In a birthday letter, President Obama called Lowery “a giant of the Moses generation.”

“Your remarkable career has challenged our nation to realize its founding promise, and your leadership has taught Americans of all races that no dream is too big and no future is out of reach,” Obama wrote.
Lowery was called the dean of the civil rights movement by the NAACP and named one of the country’s 15 greatest black preachers by Ebony Magazine.

The National Council of Churches released a statement of gratitude for his life and service.

He got involved in civil rights work in the early 1950s. Lowery and King formed the Southern Christian Leadership Conference in 1957.

In 1965, King asked Lowery to chair the delegation delivering the demands of the Selma-to-Montgomery March to Alabama Governor George Wallace. Wallace ordered state troopers to stop the marchers by whatever means necessary. When marchers were tear-gassed and beaten, the day became known as “Bloody Sunday.”

In 1995, Lowery led the 30th anniversary re-enactment of the historic march and Wallace personally apologized for his conduct as governor.

Lowery was born in Huntsville, Alabama, on Oct. 6, 1921. He married Evelyn Gibson Lowery in 1950. She died in 2013. He is survived by three daughters and two sons from an earlier marriage to Agnes Moore.

He served churches in Birmingham, and Mobile, Alabama, and in Atlanta.
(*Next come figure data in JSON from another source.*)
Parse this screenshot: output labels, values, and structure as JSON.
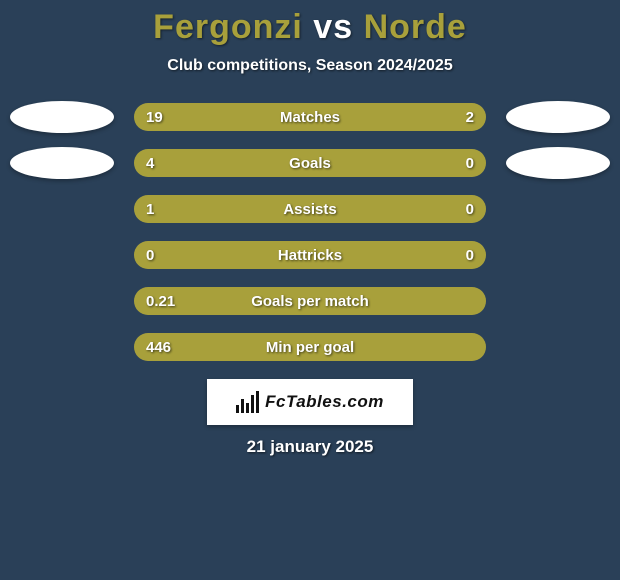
{
  "title": {
    "player1": "Fergonzi",
    "vs": "vs",
    "player2": "Norde",
    "player1_color": "#a8a03b",
    "player2_color": "#a8a03b"
  },
  "subtitle": "Club competitions, Season 2024/2025",
  "background_color": "#2a4058",
  "track_color": "#3a5068",
  "logo_text": "FcTables.com",
  "date": "21 january 2025",
  "stats": [
    {
      "label": "Matches",
      "left_value": "19",
      "right_value": "2",
      "left_pct": 76,
      "right_pct": 24,
      "left_color": "#a8a03b",
      "right_color": "#a8a03b",
      "show_oval": true
    },
    {
      "label": "Goals",
      "left_value": "4",
      "right_value": "0",
      "left_pct": 90,
      "right_pct": 10,
      "left_color": "#a8a03b",
      "right_color": "#a8a03b",
      "show_oval": true
    },
    {
      "label": "Assists",
      "left_value": "1",
      "right_value": "0",
      "left_pct": 80,
      "right_pct": 20,
      "left_color": "#a8a03b",
      "right_color": "#a8a03b",
      "show_oval": false
    },
    {
      "label": "Hattricks",
      "left_value": "0",
      "right_value": "0",
      "left_pct": 50,
      "right_pct": 50,
      "left_color": "#a8a03b",
      "right_color": "#a8a03b",
      "show_oval": false
    },
    {
      "label": "Goals per match",
      "left_value": "0.21",
      "right_value": "",
      "left_pct": 100,
      "right_pct": 0,
      "left_color": "#a8a03b",
      "right_color": "#a8a03b",
      "show_oval": false
    },
    {
      "label": "Min per goal",
      "left_value": "446",
      "right_value": "",
      "left_pct": 100,
      "right_pct": 0,
      "left_color": "#a8a03b",
      "right_color": "#a8a03b",
      "show_oval": false
    }
  ]
}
Lowery’s family wrote, “Our entire family is humbled and blessed by the overwhelming outpouring of love and support that has come from around the globe. We thank you for loving our father, Dr. Joseph E. Lowery, and for your continuous prayers during this time.”
 
In lieu of flowers, cards or food, the family requests donations be made to The Joseph & Evelyn Lowery Institute for Justice & Human Rights at P.O. Box 92801, Atlanta, GA 30314, or by donating online.
 
Aligning with the Centers for Disease Control and Prevention’s guidelines on COVID-19 prevention and social distancing, plans are underway for a private family service. A public memorial will be held in late summer or early fall.
President Barack Obama (left) meets with civil rights movement leader the Rev. Joseph Lowery and his family in the Oval Office, Jan. 18, 2011. Official White House Photo by Pete Souza, public domain photo courtesy of Wikimedia Commons.
President Barack Obama (left) meets with civil rights movement leader the Rev. Joseph Lowery and his family in the Oval Office, Jan. 18, 2011. Official White House Photo by Pete Souza, public domain photo courtesy of Wikimedia Commons.
Lowery compiled a collection of his sermons, speeches and remarks in the book, “Singing the Lord’s Song in a Strange Land,” in 2011.
 
“Singing the Lord’s song in a strange land is how I have tried to exist and serve,” he wrote in the introduction. “It is not just music. It is my witness. It’s my truth to power. That’s how I’d like to be remembered.

“I hope I kept the voice of moral force and ethical power to a decibel level that it was heard in the corridors of power.”